Mustafa Ülkü Caner

Mustafa Ülkü Caner

İhanetin dayanılmaz hafifliği

Geçen hafta yayınladığım “İhanet Tıkırında” adlı makalemde İstanbul bazında bu ihanetin vahametini anlatmaya çalışmıştım.

Daha geriye gitmeden 1994 ile başlayalım bu ihanet psikopatlığını birde Ankara örneğiyle hatırlatalım:

Refah Partisi- İ. Melih Gökçek- % 27,3

SHP- Korel Göymen- % 26,8

CHP- Ali Dinçer- % 2

DSP- Faruk Sarıkaya- % 7,5

Son dönemlerde başımıza örülen çorapların en önemli operasyonu o lanetli 1994 yılında uygulandı.

O zamanlar solun güçlü partisi SHP ‘nin adayı Korel Göymen ile İ. Melih Gökçek arasında sadece 6390 oy farkı vardı.

O zamanın küçük sol partileri kazanamayacaklarını bile bile ve sırf kendi şahsi kariyerleri için kendilerini dev aynasında gören ve aday olan bazıları yüzünden DSP ve CHP yüzde 10 oy almış ve bu oylar boşa gittiği için İ. Melih Gökçek’in 23 yıl Ankara Büyükşehir Belediye Başkanı kalmasını sağlamıştır.

Zira aynı bölme operasyonu kısmen değişen isimlerle 1999, 2004, 2009 ve 2014 de de uygulandı!

Böl, parçala, yönet!

Maalesef kısmen çok da sevdiğimiz, hatta efsane olarak gördüğümüz veya gösterilen isimler bu böl, parçala, yönet stratejisine bilerek veya bilmeden alet oldular.

Tıpkı şimdi kazanamayacağını bile bile sırf CHP ‘nin kaybetmesi için gidip DSP ‘den aday olanlar gibi!

İhanet etmenin kendine özgü bir hazzı var anlaşılan!
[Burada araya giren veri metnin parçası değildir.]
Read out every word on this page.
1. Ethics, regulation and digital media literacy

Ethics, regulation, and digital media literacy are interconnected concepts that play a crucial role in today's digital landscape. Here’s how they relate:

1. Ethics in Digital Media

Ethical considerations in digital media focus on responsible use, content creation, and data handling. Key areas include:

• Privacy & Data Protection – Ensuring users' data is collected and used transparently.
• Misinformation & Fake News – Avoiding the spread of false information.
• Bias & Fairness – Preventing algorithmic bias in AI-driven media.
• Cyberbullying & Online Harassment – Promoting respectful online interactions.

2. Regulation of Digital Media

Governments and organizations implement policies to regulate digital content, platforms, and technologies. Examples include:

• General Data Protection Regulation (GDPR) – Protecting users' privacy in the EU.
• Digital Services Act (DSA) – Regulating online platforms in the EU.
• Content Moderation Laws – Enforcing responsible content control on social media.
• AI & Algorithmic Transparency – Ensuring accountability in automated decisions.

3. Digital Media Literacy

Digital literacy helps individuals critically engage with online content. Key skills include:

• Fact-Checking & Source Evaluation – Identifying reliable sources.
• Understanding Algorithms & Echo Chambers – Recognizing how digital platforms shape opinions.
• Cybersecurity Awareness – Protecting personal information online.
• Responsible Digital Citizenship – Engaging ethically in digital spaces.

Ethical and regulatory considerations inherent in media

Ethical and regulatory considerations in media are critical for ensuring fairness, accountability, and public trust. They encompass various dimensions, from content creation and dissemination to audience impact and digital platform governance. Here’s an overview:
Zira daha sonraki seçimlerde de maalesef bu aptalca bölünmeler devam ettirilmiş veya birileri bunu böyle planlamış, uygulamış ve “o çok değerli” bazı siyasilerimiz iştahla bu tuzağı uygulamaktan vazgeçmemişlerdi.

***

Maalesef bugün aynı tiyatro senaryosu yeniden sergileniyor.

Herkes görevini yapıyor veya bazıları AIDS Psikopatı rolüne çoktan gönüllü!

Aday gösterilmeyince gidip başka marjinal sol partilerden aday olup CHP ‘ye zarar vermek ve bölünme sonucu birçok belediyenin kaybına yol açacak bu kişiler benim gözümde tamamen “iktidarın görevlileridir”.

Buna çanak tutan sözde “demokratik” partilerde sadece fırsat kargalığı yapmıyorlar mı?

Yazıklar olsun!

Demokrasi cinayeti işliyorsunuz hep birlikte.

Şahsi çıkar, öfke, kırgınlığınız veya egonuz için!

Yazıklar olsun sizlere!

Not: Yukarıdaki satırları yazarken bu durumun esas sebebinin maalesef parti içi demokrasinin işlememesi olduğunu da unutmayalım!